Papa Francisco ha vuelto a ofrecer su abrazo filial en la Sinagoga romana
Ya pasaron los tiempos en los que las comunidades cristiana y judía vivieron en prolongado enfrentamiento, traicionando una previa tradición de amistad y convivencia. Roma fue el lugar en el que, ante la inhumanidad de los totalitarios, judíos y cristianos se ayudaron mutuamente cuando en el siglo pasado Europa vivió esa horrible pesadilla que fue la II Guerra Mundial.
Roma fue también el escenario en el que, en aquel gran milagro del Espíritu que fue, hace justo cincuenta años, el Concilio Vaticano II, la Iglesia miró al mundo con humildad y mano tendida, y se ofreció a restablecer un diálogo con todos los hombres, especialmente con los hermanos cristianos y con los hijos de un mismo padre, creyentes en Dios.

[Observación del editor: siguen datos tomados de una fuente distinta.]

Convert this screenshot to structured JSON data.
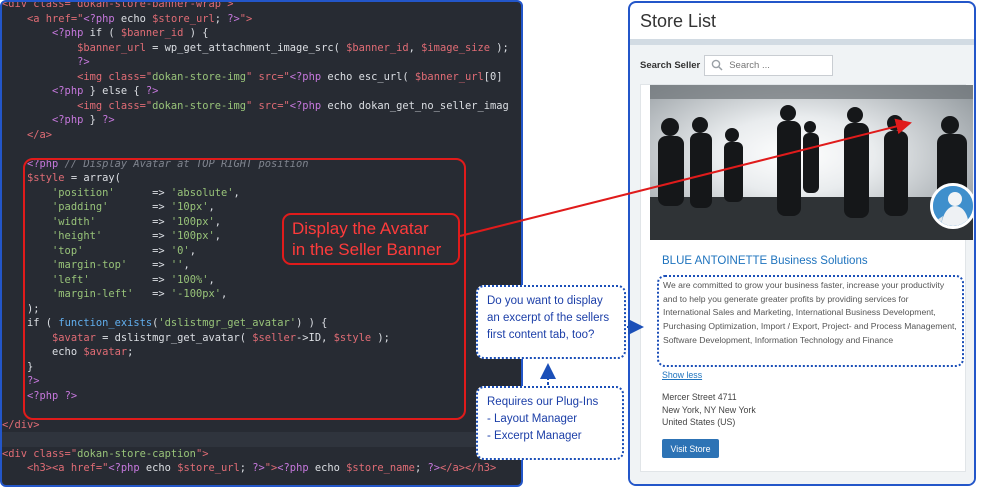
{
  "code_editor": {
    "lines": [
      [
        [
          "t-tag",
          "<div class=\"dokan-store-banner-wrap\">"
        ]
      ],
      [
        [
          "t-plain",
          "    "
        ],
        [
          "t-tag",
          "<a href=\""
        ],
        [
          "t-php",
          "<?php"
        ],
        [
          "t-plain",
          " echo "
        ],
        [
          "t-var",
          "$store_url"
        ],
        [
          "t-plain",
          "; "
        ],
        [
          "t-php",
          "?>"
        ],
        [
          "t-tag",
          "\">"
        ]
      ],
      [
        [
          "t-plain",
          "        "
        ],
        [
          "t-php",
          "<?php"
        ],
        [
          "t-plain",
          " if ( "
        ],
        [
          "t-var",
          "$banner_id"
        ],
        [
          "t-plain",
          " ) {"
        ]
      ],
      [
        [
          "t-plain",
          "            "
        ],
        [
          "t-var",
          "$banner_url"
        ],
        [
          "t-plain",
          " = wp_get_attachment_image_src( "
        ],
        [
          "t-var",
          "$banner_id"
        ],
        [
          "t-plain",
          ", "
        ],
        [
          "t-var",
          "$image_size"
        ],
        [
          "t-plain",
          " );"
        ]
      ],
      [
        [
          "t-plain",
          "            "
        ],
        [
          "t-php",
          "?>"
        ]
      ],
      [
        [
          "t-plain",
          "            "
        ],
        [
          "t-tag",
          "<img class=\""
        ],
        [
          "t-str",
          "dokan-store-img"
        ],
        [
          "t-tag",
          "\" src=\""
        ],
        [
          "t-php",
          "<?php"
        ],
        [
          "t-plain",
          " echo esc_url( "
        ],
        [
          "t-var",
          "$banner_url"
        ],
        [
          "t-plain",
          "[0]"
        ]
      ],
      [
        [
          "t-plain",
          "        "
        ],
        [
          "t-php",
          "<?php"
        ],
        [
          "t-plain",
          " } else { "
        ],
        [
          "t-php",
          "?>"
        ]
      ],
      [
        [
          "t-plain",
          "            "
        ],
        [
          "t-tag",
          "<img class=\""
        ],
        [
          "t-str",
          "dokan-store-img"
        ],
        [
          "t-tag",
          "\" src=\""
        ],
        [
          "t-php",
          "<?php"
        ],
        [
          "t-plain",
          " echo dokan_get_no_seller_imag"
        ]
      ],
      [
        [
          "t-plain",
          "        "
        ],
        [
          "t-php",
          "<?php"
        ],
        [
          "t-plain",
          " } "
        ],
        [
          "t-php",
          "?>"
        ]
      ],
      [
        [
          "t-plain",
          "    "
        ],
        [
          "t-tag",
          "</a>"
        ]
      ],
      [
        [
          "t-plain",
          ""
        ]
      ],
      [
        [
          "t-plain",
          "    "
        ],
        [
          "t-php",
          "<?php"
        ],
        [
          "t-cm",
          " // Display Avatar at TOP RIGHT position"
        ]
      ],
      [
        [
          "t-plain",
          "    "
        ],
        [
          "t-var",
          "$style"
        ],
        [
          "t-plain",
          " = array("
        ]
      ],
      [
        [
          "t-plain",
          "        "
        ],
        [
          "t-str",
          "'position'"
        ],
        [
          "t-plain",
          "      => "
        ],
        [
          "t-str",
          "'absolute'"
        ],
        [
          "t-plain",
          ","
        ]
      ],
      [
        [
          "t-plain",
          "        "
        ],
        [
          "t-str",
          "'padding'"
        ],
        [
          "t-plain",
          "       => "
        ],
        [
          "t-str",
          "'10px'"
        ],
        [
          "t-plain",
          ","
        ]
      ],
      [
        [
          "t-plain",
          "        "
        ],
        [
          "t-str",
          "'width'"
        ],
        [
          "t-plain",
          "         => "
        ],
        [
          "t-str",
          "'100px'"
        ],
        [
          "t-plain",
          ","
        ]
      ],
      [
        [
          "t-plain",
          "        "
        ],
        [
          "t-str",
          "'height'"
        ],
        [
          "t-plain",
          "        => "
        ],
        [
          "t-str",
          "'100px'"
        ],
        [
          "t-plain",
          ","
        ]
      ],
      [
        [
          "t-plain",
          "        "
        ],
        [
          "t-str",
          "'top'"
        ],
        [
          "t-plain",
          "           => "
        ],
        [
          "t-str",
          "'0'"
        ],
        [
          "t-plain",
          ","
        ]
      ],
      [
        [
          "t-plain",
          "        "
        ],
        [
          "t-str",
          "'margin-top'"
        ],
        [
          "t-plain",
          "    => "
        ],
        [
          "t-str",
          "''"
        ],
        [
          "t-plain",
          ","
        ]
      ],
      [
        [
          "t-plain",
          "        "
        ],
        [
          "t-str",
          "'left'"
        ],
        [
          "t-plain",
          "          => "
        ],
        [
          "t-str",
          "'100%'"
        ],
        [
          "t-plain",
          ","
        ]
      ],
      [
        [
          "t-plain",
          "        "
        ],
        [
          "t-str",
          "'margin-left'"
        ],
        [
          "t-plain",
          "   => "
        ],
        [
          "t-str",
          "'-100px'"
        ],
        [
          "t-plain",
          ","
        ]
      ],
      [
        [
          "t-plain",
          "    );"
        ]
      ],
      [
        [
          "t-plain",
          "    if ( "
        ],
        [
          "t-fn",
          "function_exists"
        ],
        [
          "t-plain",
          "("
        ],
        [
          "t-str",
          "'dslistmgr_get_avatar'"
        ],
        [
          "t-plain",
          ") ) {"
        ]
      ],
      [
        [
          "t-plain",
          "        "
        ],
        [
          "t-var",
          "$avatar"
        ],
        [
          "t-plain",
          " = dslistmgr_get_avatar( "
        ],
        [
          "t-var",
          "$seller"
        ],
        [
          "t-plain",
          "->ID, "
        ],
        [
          "t-var",
          "$style"
        ],
        [
          "t-plain",
          " );"
        ]
      ],
      [
        [
          "t-plain",
          "        echo "
        ],
        [
          "t-var",
          "$avatar"
        ],
        [
          "t-plain",
          ";"
        ]
      ],
      [
        [
          "t-plain",
          "    }"
        ]
      ],
      [
        [
          "t-plain",
          "    "
        ],
        [
          "t-php",
          "?>"
        ]
      ],
      [
        [
          "t-plain",
          "    "
        ],
        [
          "t-php",
          "<?php ?>"
        ]
      ],
      [
        [
          "t-plain",
          ""
        ]
      ],
      [
        [
          "t-tag",
          "</div>"
        ]
      ],
      [
        [
          "t-plain",
          ""
        ]
      ],
      [
        [
          "t-tag",
          "<div class=\""
        ],
        [
          "t-str",
          "dokan-store-caption"
        ],
        [
          "t-tag",
          "\">"
        ]
      ],
      [
        [
          "t-plain",
          "    "
        ],
        [
          "t-tag",
          "<h3><a href=\""
        ],
        [
          "t-php",
          "<?php"
        ],
        [
          "t-plain",
          " echo "
        ],
        [
          "t-var",
          "$store_url"
        ],
        [
          "t-plain",
          "; "
        ],
        [
          "t-php",
          "?>"
        ],
        [
          "t-tag",
          "\">"
        ],
        [
          "t-php",
          "<?php"
        ],
        [
          "t-plain",
          " echo "
        ],
        [
          "t-var",
          "$store_name"
        ],
        [
          "t-plain",
          "; "
        ],
        [
          "t-php",
          "?>"
        ],
        [
          "t-tag",
          "</a></h3>"
        ]
      ]
    ],
    "callout_line1": "Display the Avatar",
    "callout_line2": "in the  Seller Banner"
  },
  "notes": {
    "excerpt_question": "Do you want to display an excerpt of the sellers first content tab, too?",
    "requires_title": "Requires our Plug-Ins",
    "requires_item1": "- Layout Manager",
    "requires_item2": "- Excerpt Manager"
  },
  "store_list": {
    "title": "Store List",
    "search_label": "Search Seller",
    "search_placeholder": "Search ...",
    "store_name": "BLUE ANTOINETTE Business Solutions",
    "excerpt": "We are committed to grow your business faster, increase your productivity and to help you generate greater profits by providing services for International Sales and Marketing, International Business Development, Purchasing Optimization, Import / Export, Project- and Process Management, Software Development, Information Technology and Finance",
    "show_less": "Show less",
    "address_line1": "Mercer Street 4711",
    "address_line2": "New York, NY New York",
    "address_line3": "United States (US)",
    "visit_button": "Visit Store"
  },
  "colors": {
    "accent_blue": "#2356c9",
    "annotation_red": "#e01b1b",
    "link_blue": "#1e73be"
  }
}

En los diálogos interreligiosos, sin duda, el más entrañable y fructífero ha sido en estas décadas el diálogo con la comunidad judía. Roma ha sido también bajo el pontificado del beato Juan Pablo II y Benedicto XVI el escenario de las más bellas palabras que los sucesores de Pedro han dirigido a los herederos del pueblo de la Antigua Alianza, llegando a llamarles, como hizo nuestro emérito Papa sabio, nuestros “padres en la fe”. Y Roma ha sido de nuevo, hace pocos días, el lugar donde el Papa Francisco, con una maravillosa y providencial experiencia de amistad con la comunidad judía en Buenos Aires en sus años de arzobispo de la capital argentina, ha vuelto a ofrecer su abrazo filial en la Sinagoga romana a los judíos de la ciudad eterna, a los que, entre otras cosas, les dijo:
“Desde hace muchos siglos, la Comunidad judía y la Iglesia de Roma conviven en nuestra ciudad, con una historia – lo sabemos bien – que con frecuencia ha sido atravesada por incomprensiones y también por auténticas injusticias. Pero es una historia que, con la ayuda de Dios, ha conocido desde hace muchos decenios ya el desarrollo de relaciones amigables y fraternas”.

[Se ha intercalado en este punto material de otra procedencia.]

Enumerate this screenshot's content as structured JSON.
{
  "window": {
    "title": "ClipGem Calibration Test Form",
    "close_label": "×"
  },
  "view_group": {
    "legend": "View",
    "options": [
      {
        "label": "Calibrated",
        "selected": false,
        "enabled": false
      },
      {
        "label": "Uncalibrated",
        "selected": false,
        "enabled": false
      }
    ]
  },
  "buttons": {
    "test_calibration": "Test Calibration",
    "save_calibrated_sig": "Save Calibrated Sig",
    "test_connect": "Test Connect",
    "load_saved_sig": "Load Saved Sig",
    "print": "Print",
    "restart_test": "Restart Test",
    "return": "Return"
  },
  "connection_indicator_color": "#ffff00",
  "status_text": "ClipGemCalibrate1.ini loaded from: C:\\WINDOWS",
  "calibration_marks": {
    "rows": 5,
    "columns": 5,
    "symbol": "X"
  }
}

No en vano cuando hablamos de los valores comunes de la civilización occidental hablamos, con un solo término, de la tradición judío-cristiana. Y no en vano creer en un mismo Dios que es Padre, que dirige providencialmente la historia como historia de la Salvación, que quiere que los hombres nos amemos como hermanos, y que acoge el decálogo como ley divina y natural, no es poca fe en común. Ya nos dijo Jesús que no vino a quitar ni una sola tilde de esta ley. Y esta luz, la luz de las tablas de Moisés en el Sinai, es lo que, como nos ha dicho el Papa Francisco, nuestro mundo necesita.